RUTENG, BERITA FLORES –Menteri Hak Asasi Manusia (HAM) Republik Indonesia, Natalius Pigai menyoroti pentingnya keterlibatan warga dalam setiap proyek investasi, termasuk dalam kasus panas bumi Poco Leok di Kabupaten Manggarai, NTT, yang belakangan ini menuai penolakan.
Hal ini ia sampaikan saat menjawab pertanyaan mahasiswa Universitas Katolik Indonesia (Unika) Santu Paulus Ruteng dalam kuliah umum bertema ‘Pembangunan HAM di Indonesia’ Rabu, 21 Mei 2025.
Ayentoinia Indra Kurnia, mahasiswa D3 Kebidanan semester empat, menanyakan tanggapan Pigai terkait konflik sosial yang ditimbulkan oleh proyek panas bumi di Poco Leok.
Menanggap itu, Natalius Pigai menegaskan delapan prinsip yang menurutnya wajib dipenuhi oleh setiap investor agar tidak melanggar hak-hak dasar manusia dalam pelaksanaan investasi.
Prinsip pertama yang ia tekankan adalah Right to Know Warga yakni partisipasi aktif masyarakat adat sebagai pemilik ulayat.
Ia menambahkan bahwa keterbukaan informasi menjadi salah satu aspek yang penting untuk dipenuhi baik oleh investor maupun pemerintah.
“Kalau dia tidak terbuka, dia hanya datang ketemu camat, bupati, lalu persetujuan bupati itu dianggap atau ditempatkan sebagai persetujuan warga, tidak bisa, itu menentang apa yang namanya partisipasi atau Right to Know, karena dalam konteks Hak Asasi Manusia, partisipasi itu adalah sangat penting dan nomor satu,” tegasnya.
Namun, pernyataan tegas dari Menteri HAM tersebut terasa menyentil langsung kebijakan Bupati Manggarai, Herybertus G. L. Nabit.
Pasalnya, sejak SK Penetapan Lokasi (Penlok) pengembangan geotermal Ulumbu di Wilayah Poco Leok yang disahkan pada 1 Desember 2022 lalu justru tidak melibatkan partisipasi masyarakat adat.
Disitir dari Floresa.co, Masyudi Onggal salah satu pemuda poco leok menyinggung keputusan bupati Hery Nabit yang menetapkan lokasi proyek geotermal secara sepihak pada 2022 tanpa adanya sosialisasi dan persetujuan masyarakat adat Poco Leok.
“Proyek ini dipaksakan tanpa meminta kesepakatan dan persetujuan seluruh masyarakat adat Poco Leok.
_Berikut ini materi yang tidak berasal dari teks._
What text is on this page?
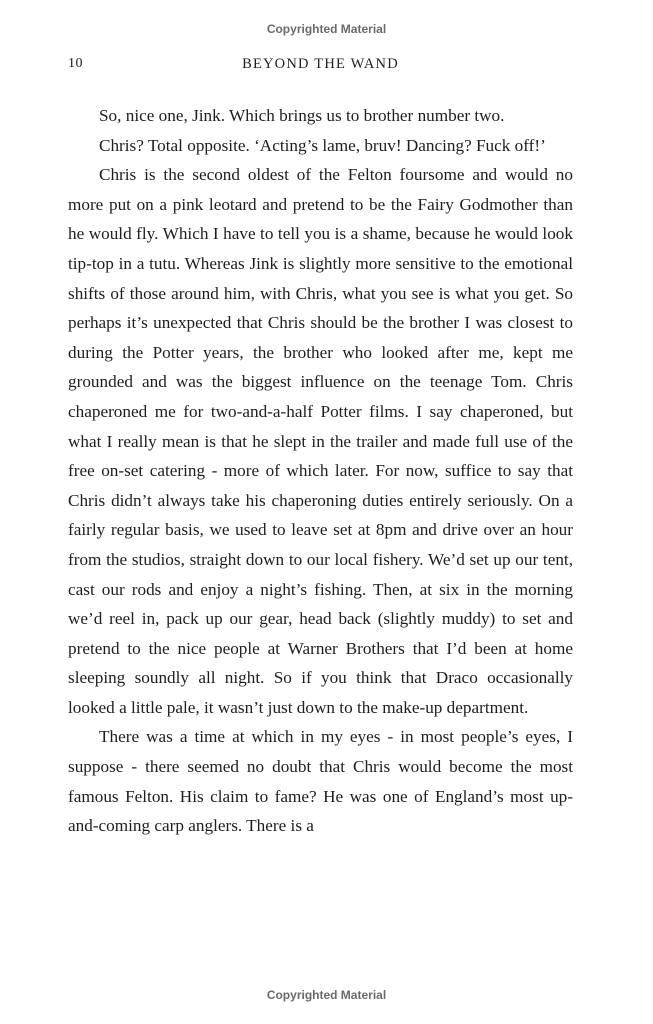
Copyrighted Material
10	BEYOND THE WAND

So, nice one, Jink. Which brings us to brother number two.

Chris? Total opposite. ‘Acting’s lame, bruv! Dancing? Fuck off!’

Chris is the second oldest of the Felton foursome and would no more put on a pink leotard and pretend to be the Fairy Godmother than he would fly. Which I have to tell you is a shame, because he would look tip-top in a tutu. Whereas Jink is slightly more sensitive to the emotional shifts of those around him, with Chris, what you see is what you get. So perhaps it’s unexpected that Chris should be the brother I was closest to during the Potter years, the brother who looked after me, kept me grounded and was the biggest influence on the teenage Tom. Chris chaperoned me for two-and-a-half Potter films. I say chaperoned, but what I really mean is that he slept in the trailer and made full use of the free on-set catering - more of which later. For now, suffice to say that Chris didn’t always take his chaperoning duties entirely seriously. On a fairly regular basis, we used to leave set at 8pm and drive over an hour from the studios, straight down to our local fishery. We’d set up our tent, cast our rods and enjoy a night’s fishing. Then, at six in the morning we’d reel in, pack up our gear, head back (slightly muddy) to set and pretend to the nice people at Warner Brothers that I’d been at home sleeping soundly all night. So if you think that Draco occasionally looked a little pale, it wasn’t just down to the make-up department.

There was a time at which in my eyes - in most people’s eyes, I suppose - there seemed no doubt that Chris would become the most famous Felton. His claim to fame? He was one of England’s most up-and-coming carp anglers. There is a

Copyrighted Material
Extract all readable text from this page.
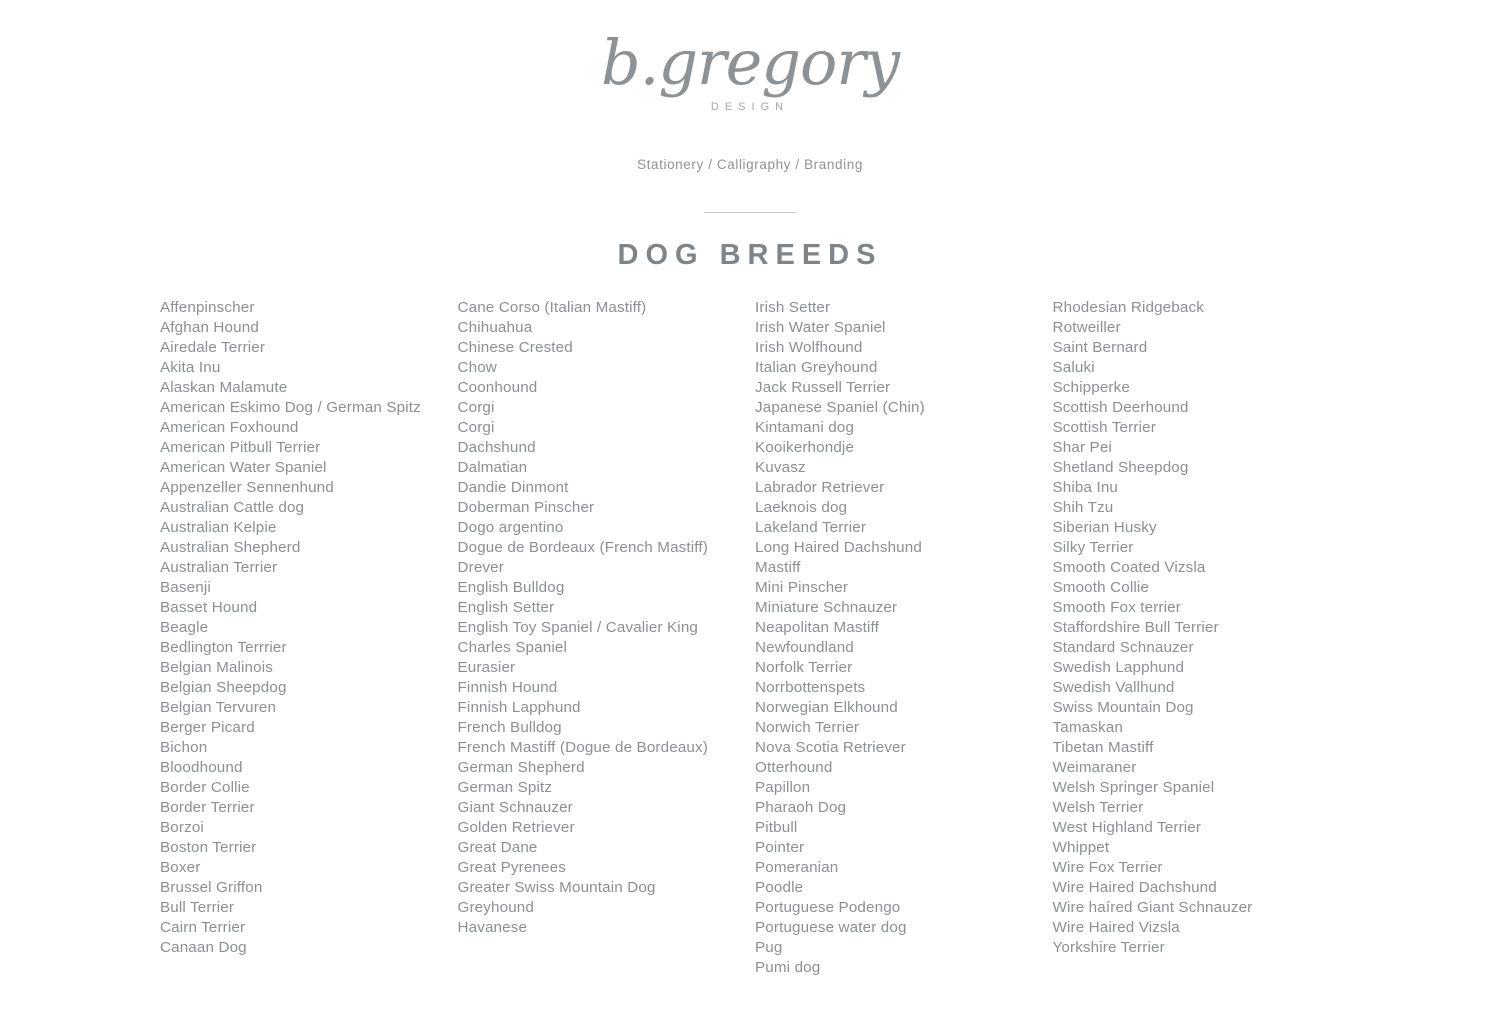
b.gregory
DESIGN
Stationery / Calligraphy / Branding
DOG BREEDS
Affenpinscher
Afghan Hound
Airedale Terrier
Akita Inu
Alaskan Malamute
American Eskimo Dog / German Spitz
American Foxhound
American Pitbull Terrier
American Water Spaniel
Appenzeller Sennenhund
Australian Cattle dog
Australian Kelpie
Australian Shepherd
Australian Terrier
Basenji
Basset Hound
Beagle
Bedlington Terrrier
Belgian Malinois
Belgian Sheepdog
Belgian Tervuren
Berger Picard
Bichon
Bloodhound
Border Collie
Border Terrier
Borzoi
Boston Terrier
Boxer
Brussel Griffon
Bull Terrier
Cairn Terrier
Canaan Dog
Cane Corso (Italian Mastiff)
Chihuahua
Chinese Crested
Chow
Coonhound
Corgi
Corgi
Dachshund
Dalmatian
Dandie Dinmont
Doberman Pinscher
Dogo argentino
Dogue de Bordeaux (French Mastiff)
Drever
English Bulldog
English Setter
English Toy Spaniel / Cavalier King Charles Spaniel
Eurasier
Finnish Hound
Finnish Lapphund
French Bulldog
French Mastiff (Dogue de Bordeaux)
German Shepherd
German Spitz
Giant Schnauzer
Golden Retriever
Great Dane
Great Pyrenees
Greater Swiss Mountain Dog
Greyhound
Havanese
Irish Setter
Irish Water Spaniel
Irish Wolfhound
Italian Greyhound
Jack Russell Terrier
Japanese Spaniel (Chin)
Kintamani dog
Kooikerhondje
Kuvasz
Labrador Retriever
Laeknois dog
Lakeland Terrier
Long Haired Dachshund
Mastiff
Mini Pinscher
Miniature Schnauzer
Neapolitan Mastiff
Newfoundland
Norfolk Terrier
Norrbottenspets
Norwegian Elkhound
Norwich Terrier
Nova Scotia Retriever
Otterhound
Papillon
Pharaoh Dog
Pitbull
Pointer
Pomeranian
Poodle
Portuguese Podengo
Portuguese water dog
Pug
Pumi dog
Rhodesian Ridgeback
Rotweiller
Saint Bernard
Saluki
Schipperke
Scottish Deerhound
Scottish Terrier
Shar Pei
Shetland Sheepdog
Shiba Inu
Shih Tzu
Siberian Husky
Silky Terrier
Smooth Coated Vizsla
Smooth Collie
Smooth Fox terrier
Staffordshire Bull Terrier
Standard Schnauzer
Swedish Lapphund
Swedish Vallhund
Swiss Mountain Dog
Tamaskan
Tibetan Mastiff
Weimaraner
Welsh Springer Spaniel
Welsh Terrier
West Highland Terrier
Whippet
Wire Fox Terrier
Wire Haired Dachshund
Wire haíred Giant Schnauzer
Wire Haired Vizsla
Yorkshire Terrier
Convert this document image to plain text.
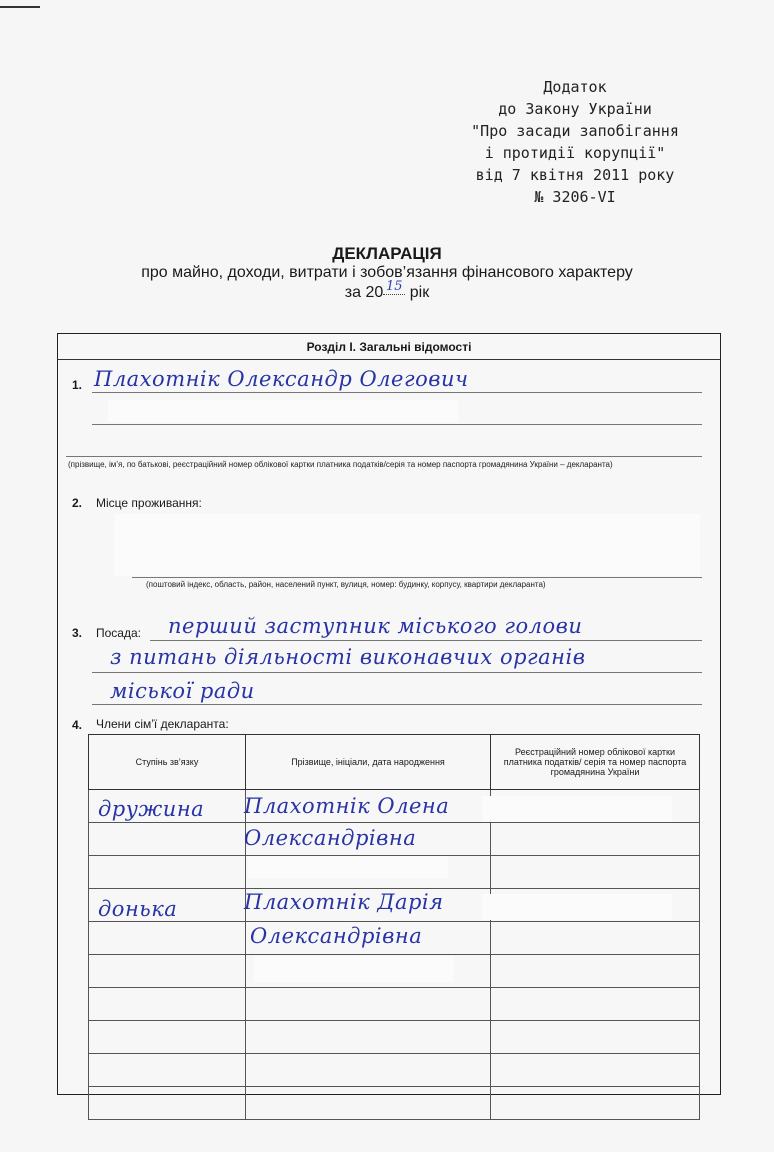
Додаток
до Закону України
"Про засади запобігання
і протидії корупції"
від 7 квітня 2011 року
№ 3206-VI
ДЕКЛАРАЦІЯ
про майно, доходи, витрати і зобов’язання фінансового характеру
за 20 15 рік
Розділ І. Загальні відомості
1. Плахотнік Олександр Олегович
(прізвище, ім’я, по батькові, реєстраційний номер облікової картки платника податків/серія та номер паспорта громадянина України – декларанта)
2. Місце проживання:
(поштовий індекс, область, район, населений пункт, вулиця, номер: будинку, корпусу, квартири декларанта)
3. Посада: перший заступник міського голови
з питань діяльності виконавчих органів
міської ради
4. Члени сім’ї декларанта:
Ступінь зв’язку	Прізвище, ініціали, дата народження	Реєстраційний номер облікової картки платника податків/ серія та номер паспорта громадянина України

дружина Плахотнік Олена
Олександрівна
донька	Плахотнік Дарія
Олександрівна
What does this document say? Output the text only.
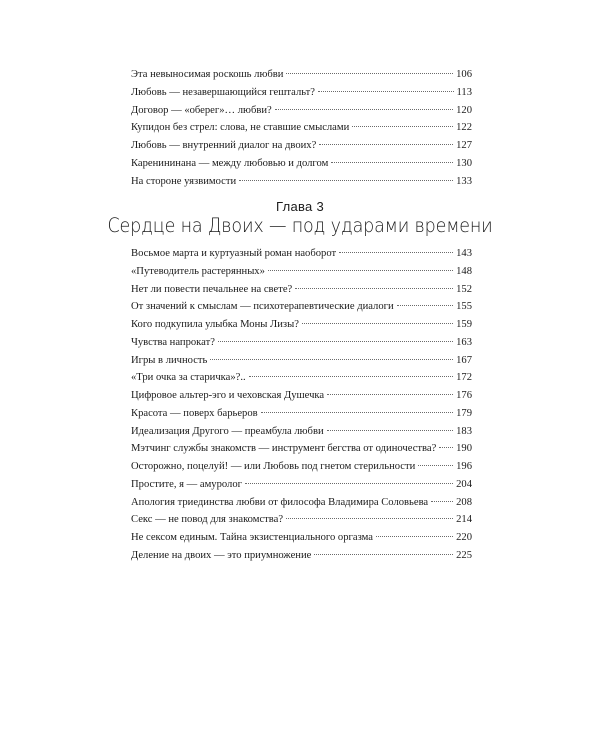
Эта невыносимая роскошь любви	106
Любовь — незавершающийся гештальт?	113
Договор — «оберег»… любви?	120
Купидон без стрел: слова, не ставшие смыслами	122
Любовь — внутренний диалог на двоих?	127
Каренининана — между любовью и долгом	130
На стороне уязвимости	133
Глава 3
Сердце на Двоих — под ударами времени
Восьмое марта и куртуазный роман наоборот	143
«Путеводитель растерянных»	148
Нет ли повести печальнее на свете?	152
От значений к смыслам — психотерапевтические диалоги	155
Кого подкупила улыбка Моны Лизы?	159
Чувства напрокат?	163
Игры в личность	167
«Три очка за старичка»?..	172
Цифровое альтер-эго и чеховская Душечка	176
Красота — поверх барьеров	179
Идеализация Другого — преамбула любви	183
Мэтчинг службы знакомств — инструмент бегства от одиночества? 190
Осторожно, поцелуй! — или Любовь под гнетом стерильности	196
Простите, я — амуролог	204
Апология триединства любви от философа Владимира Соловьева	208
Секс — не повод для знакомства?	214
Не сексом единым. Тайна экзистенциального оргазма	220
Деление на двоих — это приумножение	225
Kami merasa diabaikan, bahkan diberlakukan tidak adil oleh pemerintah yang seharusnya melindungi hak-hak kami,” ujarnya.
Lebih lanjut, Pigai menegaskan jika investasi berada di wilayah hunian masyarakat maka komunitas lokal harus terlibat, baik dalam perencanaan, pengelolaan, maupun dalam mendapatkan manfaat ekonomi.
“Karena investasi masuk di wilayah hunian masyarakat, maka nilai-nilai budaya yang dianut turun-temurun termasuk penghormatan terhadap compang daring, gendang one, lingko peang tidak boleh dirusak,” tambahnya.
Ia juga menekankan pentingnya perlindungan terhadap budaya lokal dan lingkungan hidup.
Menurutnya kehadiran perusahaan mesti dalam rangka melestarikan budaya, melindungi nilai budaya, bukan sebaliknya untuk mengancam, meniadakan atau mematikan nilai budaya lokal.
“Perusahaan datang dalam rangka memberdayakan ekonomi yang sudah eksis secara turun-temurun, yang sudah ada, jadi jangan perusahaan datang merka substitusi usahanya,” lanjutnya.
Dalam aspek manfaat, ia menerangkan bahwa investasi harus mendatangkan keuntungan bagi masyarakat, negara dan perusahaan itu sendiri.
“Masyarakat harus mendapat untung, minimal dari ukuran tingkat pendidikan lebih maju, kesehatan lebih baik, kapasitas sosial ekonomi masyarakat berkembang dan pendapatan mereka dilipat gandakan,” Pungkasnya.